Otra visita imprescindible en Montpellier es la Catedral de San Pedro. Como dijimos, la catedral fue consagrada en 1536, pero ya existía como iglesia adjunta a un pequeño monasterio desde 1364. Durante la Reforma sufrió daños tan severos que tuvo que ser reconstruida casi en su totalidad en el s. XVII. Nosotros tuvimos la mala fortuna de verla tras numerosos andamios, así que hemos tomado prestada esta foto de Flickr (de Wolfgang Staudt) para que podáis contemplar la belleza de su fachada. Por cierto, el edificio anexo que se ve a su izquierda es la Facultad de Medicina, que se enorgullece de ser la más antigua del mundo occidental aún en funcionamiento (desde 1220, aunque con un período de 100 años de inactividad y alguna refundación).

Muy cerca se encuentra el Jardín Botánico de Montpellier (1593), que no tuvimos el placer de conocer, pero que al parecer es uno de los más bonitos e importantes de Europa. De vuelta a la Place de la Comédie podemos hacer un paseo por el arbolado parque L’Esplanade y, si tenemos tiempo e interés, visitar el museo más importante de la ciudad: el Museo Fabre, con importantes colecciones de pintura, escultura y dibujo del s.XVII al s.XX. En aquel momento valía 6€ y creo que merece la pena si os gusta la pintura de esa época. Si el día os da para más, os proponemos un plan que podéis hacer perfectamente por la tarde: ir de compras por el centro comercial Polygone (si sois de hacer compras, que no es nuestro caso) y, sobre todo, pasear por el moderno barrio Antigone, obra del arquitecto catalán Ricardo Bofill.
La zona de Antigone se comenzó a edificar en 1977 y no se dio por finalizado el proyecto hasta el año 2000. Es un barrio muy singular y agradable, con una especie de interminable patio interior (casi 1km) que va desde el centro comercial hasta el río Lez. Si no estáis muy cansados, merece la pena llegar hasta el río echando un vistazo a las curiosas fachadas “neo-griegas”.

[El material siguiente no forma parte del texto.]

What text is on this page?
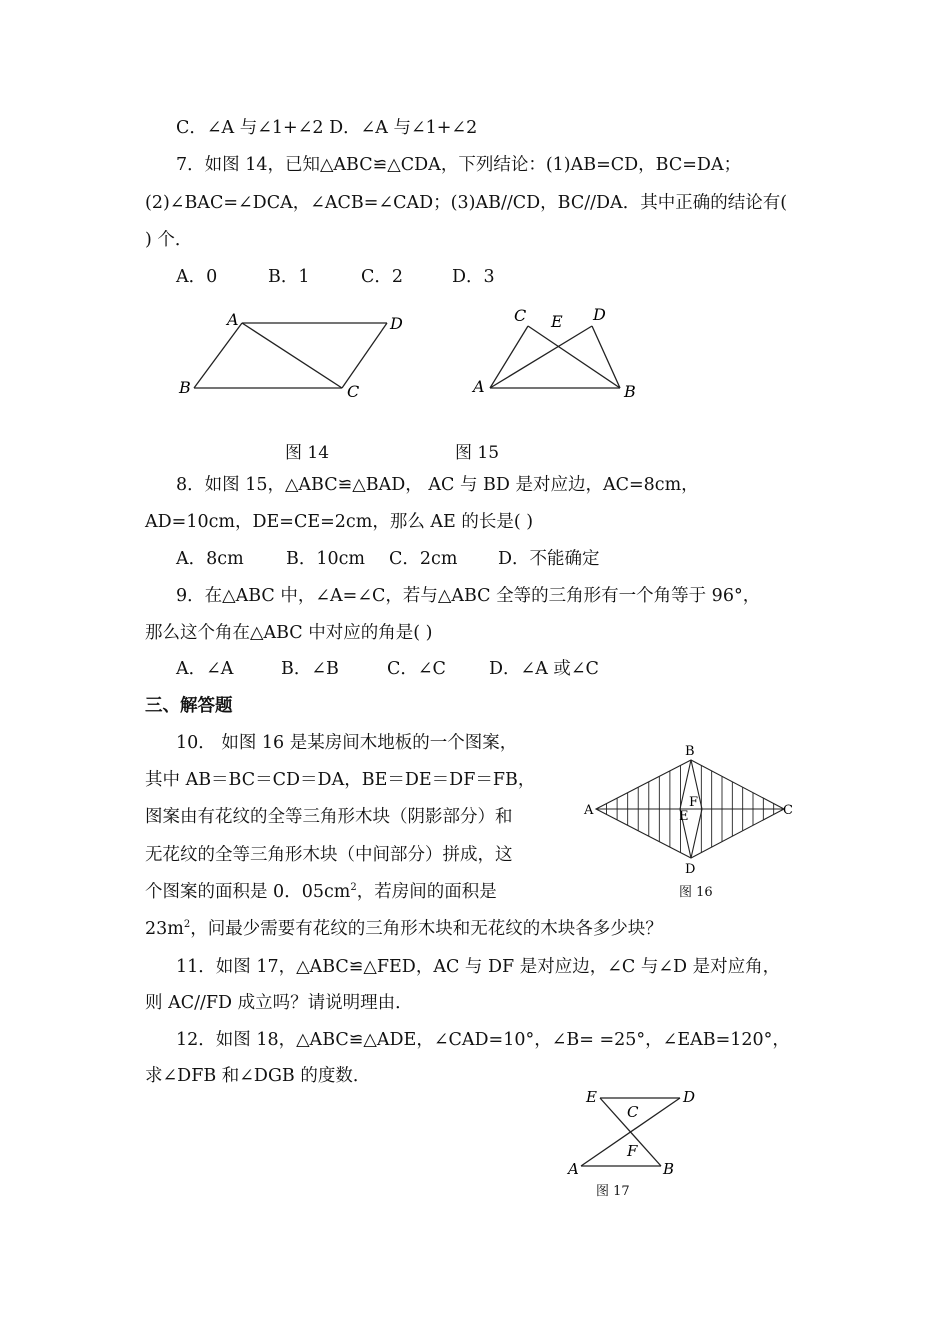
C．∠A 与∠1+∠2 D．∠A 与∠1+∠2
7．如图 14，已知△ABC≌△CDA，下列结论：(1)AB=CD，BC=DA；
(2)∠BAC=∠DCA，∠ACB=∠CAD；(3)AB//CD，BC//DA．其中正确的结论有(
) 个．
A．0	B．1	C．2	D．3
A	D
B	C
C E D
A	B
图 14	图 15
8．如图 15，△ABC≌△BAD， AC 与 BD 是对应边，AC=8cm，
AD=10cm，DE=CE=2cm，那么 AE 的长是( )
A．8cm B．10cm C．2cm D．不能确定
9．在△ABC 中，∠A=∠C，若与△ABC 全等的三角形有一个角等于 96°，
那么这个角在△ABC 中对应的角是( )
A．∠A	B．∠B	C．∠C D．∠A 或∠C
三、解答题
10． 如图 16 是某房间木地板的一个图案，
其中 AB＝BC＝CD＝DA，BE＝DE＝DF＝FB，
图案由有花纹的全等三角形木块（阴影部分）和
无花纹的全等三角形木块（中间部分）拼成，这
个图案的面积是 0．$05cm^2$，若房间的面积是
$23m^2$，问最少需要有花纹的三角形木块和无花纹的木块各多少块？
B
A	C
F
E
D
图 16
11．如图 17，△ABC≌△FED，AC 与 DF 是对应边，∠C 与∠D 是对应角，
则 AC//FD 成立吗？请说明理由．
12．如图 18，△ABC≌△ADE，∠CAD=10°，∠B= =25°，∠EAB=120°，
求∠DFB 和∠DGB 的度数．
E
C
D
F
A	B
图 17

Para el segundo día de visita os sugerimos acercaros hasta el Montpellier Parc Zoologique. Aunque no somos muy partidarios de ver animales encerrados, hay que reconocer que en el zoo de Montpellier la mayoría de animales tienen espacios más grandes que en cualquier otro zoo que hayamos visto. Algunos tienen tanto espacio que se hacen difíciles de encontrar. Otros, por desgracia, carecen de tales privilegios (como los felinos, que están en espacios bastante pequeños comparados con el resto). El zoo es gratis y hará las delicias de los niños. Por último, si tenéis aún más tiempo, no está de más acercarse hasta alguna de las clásicas “follies“, antiguas casas señoriales rodeadas de jardines y fuentes. La más popular es el Château de Flaugergues. Tampoco tuvimos el placer de conocerla, así que si vais ya nos contaréis.